Le dimanche venu, elle prit place dans le fiacre amené par Devaux avec l'agréable impression de partir en vacances. En outre, elle se savait belle dans sa robe de mousseline blanche dont le seul ornement était un piquet de rosés pâles au creux du décolleté profond et quelque peu hypocrite laissé par les plis transparents du grand fichu noué dans le dos. Une capeline de paille toute ronde auréolait son visage et faisait ressortir l'éclat de ses yeux noirs. L'ensemble, tout simple, n'en était pas moins d'une parfaite élégance et Devaux lui en fit compliment.

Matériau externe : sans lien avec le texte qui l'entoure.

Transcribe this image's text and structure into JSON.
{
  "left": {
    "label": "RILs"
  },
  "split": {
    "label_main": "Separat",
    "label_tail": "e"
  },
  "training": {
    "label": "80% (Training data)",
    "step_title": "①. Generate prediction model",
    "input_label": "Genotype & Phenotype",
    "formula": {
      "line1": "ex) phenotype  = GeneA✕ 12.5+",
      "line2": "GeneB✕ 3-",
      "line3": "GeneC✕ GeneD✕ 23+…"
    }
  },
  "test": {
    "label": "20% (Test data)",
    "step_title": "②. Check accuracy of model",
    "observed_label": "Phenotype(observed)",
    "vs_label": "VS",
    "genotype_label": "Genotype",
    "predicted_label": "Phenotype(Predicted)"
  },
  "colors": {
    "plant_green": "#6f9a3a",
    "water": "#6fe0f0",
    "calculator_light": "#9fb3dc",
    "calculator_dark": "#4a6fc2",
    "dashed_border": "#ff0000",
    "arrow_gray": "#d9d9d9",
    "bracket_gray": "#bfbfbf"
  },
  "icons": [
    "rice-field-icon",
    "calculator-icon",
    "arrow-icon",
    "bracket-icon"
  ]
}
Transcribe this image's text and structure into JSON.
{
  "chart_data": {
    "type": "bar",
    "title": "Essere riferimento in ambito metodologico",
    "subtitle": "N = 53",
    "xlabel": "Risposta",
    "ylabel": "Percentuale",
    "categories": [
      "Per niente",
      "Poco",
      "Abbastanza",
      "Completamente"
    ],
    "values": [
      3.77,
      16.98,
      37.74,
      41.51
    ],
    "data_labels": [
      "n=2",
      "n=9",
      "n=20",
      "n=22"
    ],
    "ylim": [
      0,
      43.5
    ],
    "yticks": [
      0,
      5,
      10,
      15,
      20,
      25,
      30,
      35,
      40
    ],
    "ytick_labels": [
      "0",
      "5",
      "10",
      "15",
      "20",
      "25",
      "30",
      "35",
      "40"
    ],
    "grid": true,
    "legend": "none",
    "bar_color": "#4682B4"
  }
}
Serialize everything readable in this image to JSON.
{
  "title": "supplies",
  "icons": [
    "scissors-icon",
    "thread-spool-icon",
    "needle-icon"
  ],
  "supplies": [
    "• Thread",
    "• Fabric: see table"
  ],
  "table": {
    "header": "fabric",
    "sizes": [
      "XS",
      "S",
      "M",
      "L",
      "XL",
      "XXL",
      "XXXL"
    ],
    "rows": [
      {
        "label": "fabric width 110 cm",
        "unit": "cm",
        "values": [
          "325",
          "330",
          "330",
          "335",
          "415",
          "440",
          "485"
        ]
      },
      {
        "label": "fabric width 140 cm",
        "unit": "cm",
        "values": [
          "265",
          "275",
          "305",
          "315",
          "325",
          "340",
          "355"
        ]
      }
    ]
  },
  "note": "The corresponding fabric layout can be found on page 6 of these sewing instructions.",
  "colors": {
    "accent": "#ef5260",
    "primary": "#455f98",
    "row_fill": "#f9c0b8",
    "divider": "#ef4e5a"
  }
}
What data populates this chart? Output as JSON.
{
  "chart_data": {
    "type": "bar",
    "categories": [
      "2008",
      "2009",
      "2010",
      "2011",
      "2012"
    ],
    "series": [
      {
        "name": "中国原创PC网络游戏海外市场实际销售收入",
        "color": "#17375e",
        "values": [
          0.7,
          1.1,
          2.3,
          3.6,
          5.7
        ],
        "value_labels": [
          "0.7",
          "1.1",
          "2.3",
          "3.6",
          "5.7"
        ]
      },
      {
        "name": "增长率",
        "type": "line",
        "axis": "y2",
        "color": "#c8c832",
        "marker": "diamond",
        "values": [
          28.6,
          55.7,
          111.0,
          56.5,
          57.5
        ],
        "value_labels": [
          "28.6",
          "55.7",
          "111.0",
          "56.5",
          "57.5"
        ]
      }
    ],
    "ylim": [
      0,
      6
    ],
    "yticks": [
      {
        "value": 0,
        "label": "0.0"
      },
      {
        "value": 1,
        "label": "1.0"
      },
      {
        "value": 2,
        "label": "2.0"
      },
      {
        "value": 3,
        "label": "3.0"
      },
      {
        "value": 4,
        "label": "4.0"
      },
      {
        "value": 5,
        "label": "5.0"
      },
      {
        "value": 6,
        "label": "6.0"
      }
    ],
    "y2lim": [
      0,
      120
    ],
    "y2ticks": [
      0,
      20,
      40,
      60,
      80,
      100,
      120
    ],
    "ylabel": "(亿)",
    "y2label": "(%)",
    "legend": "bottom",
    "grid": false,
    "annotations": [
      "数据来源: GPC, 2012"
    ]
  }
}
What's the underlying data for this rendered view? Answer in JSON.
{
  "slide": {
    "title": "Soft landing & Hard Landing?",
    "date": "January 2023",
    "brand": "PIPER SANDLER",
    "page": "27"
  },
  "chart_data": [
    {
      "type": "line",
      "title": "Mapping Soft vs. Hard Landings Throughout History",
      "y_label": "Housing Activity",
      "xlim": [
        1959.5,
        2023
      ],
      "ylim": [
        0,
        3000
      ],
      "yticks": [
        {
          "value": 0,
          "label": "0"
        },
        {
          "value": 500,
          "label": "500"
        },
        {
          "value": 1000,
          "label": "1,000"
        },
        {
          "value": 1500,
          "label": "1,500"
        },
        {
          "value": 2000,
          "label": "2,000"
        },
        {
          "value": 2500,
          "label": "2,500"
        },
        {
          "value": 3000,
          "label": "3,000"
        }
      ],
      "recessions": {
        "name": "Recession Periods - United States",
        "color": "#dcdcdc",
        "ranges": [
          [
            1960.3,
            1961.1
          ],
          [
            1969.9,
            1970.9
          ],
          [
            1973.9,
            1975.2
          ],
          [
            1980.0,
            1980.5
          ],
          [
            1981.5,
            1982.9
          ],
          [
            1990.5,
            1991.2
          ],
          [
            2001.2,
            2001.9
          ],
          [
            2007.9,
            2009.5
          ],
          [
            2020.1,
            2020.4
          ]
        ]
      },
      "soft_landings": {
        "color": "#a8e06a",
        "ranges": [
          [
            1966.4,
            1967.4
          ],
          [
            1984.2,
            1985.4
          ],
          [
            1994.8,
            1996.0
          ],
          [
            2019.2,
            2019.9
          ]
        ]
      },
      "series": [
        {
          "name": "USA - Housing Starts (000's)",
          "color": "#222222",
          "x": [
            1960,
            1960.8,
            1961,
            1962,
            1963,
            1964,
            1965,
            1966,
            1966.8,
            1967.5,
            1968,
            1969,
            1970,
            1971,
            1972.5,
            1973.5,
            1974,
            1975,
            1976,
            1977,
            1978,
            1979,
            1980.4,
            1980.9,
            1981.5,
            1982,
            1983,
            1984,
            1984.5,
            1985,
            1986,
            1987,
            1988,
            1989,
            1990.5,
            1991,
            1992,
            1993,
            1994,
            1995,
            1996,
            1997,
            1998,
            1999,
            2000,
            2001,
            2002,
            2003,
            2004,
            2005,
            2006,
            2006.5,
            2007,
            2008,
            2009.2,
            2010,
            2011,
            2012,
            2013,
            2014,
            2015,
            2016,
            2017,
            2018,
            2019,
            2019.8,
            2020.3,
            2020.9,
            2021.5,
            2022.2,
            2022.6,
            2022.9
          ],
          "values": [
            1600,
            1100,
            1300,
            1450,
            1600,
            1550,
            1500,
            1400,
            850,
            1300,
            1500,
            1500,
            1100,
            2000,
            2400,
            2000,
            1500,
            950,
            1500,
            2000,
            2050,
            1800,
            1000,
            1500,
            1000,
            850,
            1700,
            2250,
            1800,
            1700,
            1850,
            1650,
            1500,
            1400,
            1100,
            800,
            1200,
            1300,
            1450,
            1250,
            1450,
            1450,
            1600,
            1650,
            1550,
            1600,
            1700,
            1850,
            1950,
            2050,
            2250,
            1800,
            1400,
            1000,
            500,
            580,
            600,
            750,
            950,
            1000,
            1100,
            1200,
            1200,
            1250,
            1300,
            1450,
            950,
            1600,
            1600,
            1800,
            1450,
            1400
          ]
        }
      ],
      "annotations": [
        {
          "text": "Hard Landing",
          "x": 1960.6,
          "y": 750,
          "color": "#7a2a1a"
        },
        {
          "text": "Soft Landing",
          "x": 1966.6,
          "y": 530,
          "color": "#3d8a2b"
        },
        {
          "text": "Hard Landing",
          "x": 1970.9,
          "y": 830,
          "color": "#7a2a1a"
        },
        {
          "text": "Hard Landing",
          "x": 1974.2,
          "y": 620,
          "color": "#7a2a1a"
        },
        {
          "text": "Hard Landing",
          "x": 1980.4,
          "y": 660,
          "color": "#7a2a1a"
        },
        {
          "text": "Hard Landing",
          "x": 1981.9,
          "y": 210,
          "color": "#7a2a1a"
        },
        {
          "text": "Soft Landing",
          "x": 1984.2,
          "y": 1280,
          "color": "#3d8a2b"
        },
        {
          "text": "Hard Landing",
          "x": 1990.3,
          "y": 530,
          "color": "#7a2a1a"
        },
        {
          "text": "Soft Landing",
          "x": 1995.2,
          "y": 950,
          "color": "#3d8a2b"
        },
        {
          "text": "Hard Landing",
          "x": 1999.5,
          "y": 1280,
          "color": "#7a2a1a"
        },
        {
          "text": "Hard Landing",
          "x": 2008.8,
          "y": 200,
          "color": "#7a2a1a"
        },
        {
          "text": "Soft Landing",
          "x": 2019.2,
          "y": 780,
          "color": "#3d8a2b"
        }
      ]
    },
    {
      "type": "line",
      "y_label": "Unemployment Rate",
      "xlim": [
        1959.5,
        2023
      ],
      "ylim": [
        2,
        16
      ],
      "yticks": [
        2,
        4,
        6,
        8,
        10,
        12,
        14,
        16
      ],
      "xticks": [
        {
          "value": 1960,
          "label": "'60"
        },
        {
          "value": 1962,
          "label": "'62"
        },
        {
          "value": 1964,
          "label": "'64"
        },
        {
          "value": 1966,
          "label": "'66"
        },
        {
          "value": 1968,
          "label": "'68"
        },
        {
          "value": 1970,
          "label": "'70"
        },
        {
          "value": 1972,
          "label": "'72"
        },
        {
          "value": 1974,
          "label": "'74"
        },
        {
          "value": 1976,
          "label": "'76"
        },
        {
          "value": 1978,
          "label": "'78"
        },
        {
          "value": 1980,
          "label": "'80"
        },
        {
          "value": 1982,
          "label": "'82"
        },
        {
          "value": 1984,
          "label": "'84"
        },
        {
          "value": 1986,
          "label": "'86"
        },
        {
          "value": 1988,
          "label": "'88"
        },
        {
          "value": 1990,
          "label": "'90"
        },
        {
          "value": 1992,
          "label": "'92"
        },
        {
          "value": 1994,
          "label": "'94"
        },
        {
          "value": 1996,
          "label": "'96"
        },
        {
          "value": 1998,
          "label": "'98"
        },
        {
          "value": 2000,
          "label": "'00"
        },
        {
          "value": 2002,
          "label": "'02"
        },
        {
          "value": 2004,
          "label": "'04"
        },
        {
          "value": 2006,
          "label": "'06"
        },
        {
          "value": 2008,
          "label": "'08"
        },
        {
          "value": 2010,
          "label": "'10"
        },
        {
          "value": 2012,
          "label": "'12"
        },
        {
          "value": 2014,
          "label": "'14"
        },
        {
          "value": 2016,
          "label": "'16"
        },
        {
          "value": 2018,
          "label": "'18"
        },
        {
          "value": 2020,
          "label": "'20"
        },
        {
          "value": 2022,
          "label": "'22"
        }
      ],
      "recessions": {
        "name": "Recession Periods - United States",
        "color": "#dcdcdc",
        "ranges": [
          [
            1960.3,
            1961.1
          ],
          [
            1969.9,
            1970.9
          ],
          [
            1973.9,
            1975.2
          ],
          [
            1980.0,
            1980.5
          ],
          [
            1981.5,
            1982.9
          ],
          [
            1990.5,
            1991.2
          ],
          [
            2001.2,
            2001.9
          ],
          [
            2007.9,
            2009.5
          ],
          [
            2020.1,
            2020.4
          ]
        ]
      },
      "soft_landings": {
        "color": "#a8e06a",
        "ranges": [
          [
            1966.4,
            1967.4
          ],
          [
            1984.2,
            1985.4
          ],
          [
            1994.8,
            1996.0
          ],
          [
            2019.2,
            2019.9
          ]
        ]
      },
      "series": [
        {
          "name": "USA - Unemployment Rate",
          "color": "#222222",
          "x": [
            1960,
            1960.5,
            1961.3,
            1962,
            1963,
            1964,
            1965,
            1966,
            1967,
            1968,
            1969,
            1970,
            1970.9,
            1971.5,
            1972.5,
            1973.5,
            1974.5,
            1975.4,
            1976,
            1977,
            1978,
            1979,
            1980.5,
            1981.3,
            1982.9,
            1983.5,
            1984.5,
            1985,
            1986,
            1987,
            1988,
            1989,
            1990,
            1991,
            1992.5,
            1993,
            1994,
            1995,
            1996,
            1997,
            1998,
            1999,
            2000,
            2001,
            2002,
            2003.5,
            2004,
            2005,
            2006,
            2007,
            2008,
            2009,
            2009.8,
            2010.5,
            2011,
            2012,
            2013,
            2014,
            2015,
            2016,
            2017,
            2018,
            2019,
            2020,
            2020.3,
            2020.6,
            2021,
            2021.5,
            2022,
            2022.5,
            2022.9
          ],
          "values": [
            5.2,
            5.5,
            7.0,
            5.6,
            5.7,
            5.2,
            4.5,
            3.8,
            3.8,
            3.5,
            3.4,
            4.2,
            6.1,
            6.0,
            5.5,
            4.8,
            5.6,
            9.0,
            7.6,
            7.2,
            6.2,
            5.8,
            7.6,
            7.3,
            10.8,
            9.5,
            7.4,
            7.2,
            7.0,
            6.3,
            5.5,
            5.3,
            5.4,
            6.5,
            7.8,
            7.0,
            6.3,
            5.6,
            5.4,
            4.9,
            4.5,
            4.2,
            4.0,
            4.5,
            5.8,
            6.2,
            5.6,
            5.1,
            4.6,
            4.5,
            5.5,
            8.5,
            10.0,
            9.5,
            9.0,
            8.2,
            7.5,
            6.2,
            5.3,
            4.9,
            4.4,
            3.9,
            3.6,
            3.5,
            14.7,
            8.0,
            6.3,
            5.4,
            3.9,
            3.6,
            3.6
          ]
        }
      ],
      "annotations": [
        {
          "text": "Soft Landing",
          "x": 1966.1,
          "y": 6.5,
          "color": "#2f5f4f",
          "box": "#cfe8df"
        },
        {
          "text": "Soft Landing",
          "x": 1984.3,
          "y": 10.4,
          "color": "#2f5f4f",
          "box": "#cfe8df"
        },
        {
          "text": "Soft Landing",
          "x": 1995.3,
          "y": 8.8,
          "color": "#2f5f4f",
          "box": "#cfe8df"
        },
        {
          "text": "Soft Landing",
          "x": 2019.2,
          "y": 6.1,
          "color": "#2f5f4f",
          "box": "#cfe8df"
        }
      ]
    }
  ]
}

- Le baron sera content, ajouta-t-il, mais je me demande si vous n'êtes pas un peu trop séduisante ? J'ai bien peur que vous ne soyez la plus jolie parmi celles qui vont prendre place autour de la table tout à l'heure. Et ce n'est pas vous qui devez séduire Chabot!
- Chabot ? Ai-je bien entendu ?
- Aucun doute là-dessus : c'est bien celui-là.
- Le moine défroqué, le monstre qui a plus de sang sur les mains que tout le reste de la Convention, celui qui a violé...
Par Batz et surtout par Marie, elle connaissait l'horrible histoire des dames de Sainte-Alferine qui l'avait bouleversée. A l'idée de rencontrer ce misérable, elle parut si troublée que Devaux osa lui prendre la main :
- C'est encore oui, chère amie et c'est la raison pour laquelle il fallait que je vienne vous chercher afin d'avoir le temps de vous préparer. Alors écoutez-moi bien, et surtout persuadez-vous que c'est M. de Batz qui parle par ma bouche! Chabot va être aujourd'hui l'invité privilégié de Marie Grandmaison. C'est Marie qui reçoit quelques amis, conventionnels ou banquiers, auxquels elle a demandé d'amener ce Chabot qui défraie si souvent la chronique : curiosité féminine bien excusable et Batz, étant son amant, sera là parce que c'est normal. N'oubliez pas que, sauf pour les amis proches, la maison de Charonne appartient à Marie...
- Je vous entends, mais pourquoi ce dîner? Pourquoi Chabot?
- Parce que le baron espère le corrompre sans beaucoup de peine et, l'ayant corrompu, s'en servir afin de pourrir suffisamment la Convention, la Commune et le reste pour les détruire. Alors il organise une petite fête dont, avec un autre invité, un véritable Américain celui-là, vous serez l'élément... exotique. Chabot adore les Américains en qui il voit les pères de notre révolution. En outre, le colonel Swan entretient d'excellentes relations avec la Convention grâce à la maison d'import-export qu'il a montée rue de la Réunion. Elle lui permet de déverser sur la république des flots de viandes et poissons salés, céréales et légumes secs, sans compter des fournitures pour la Marine, l'huile de baleine, les peaux, le salpêtre, l'indigo et le tabac. En outre, il a monté à Passy une distillerie de rhum afin de concurrencer les Anglais et, l'année dernière, il a installé une tannerie. C'est, pour la Convention, une vraie corne d'abondance que cet homme...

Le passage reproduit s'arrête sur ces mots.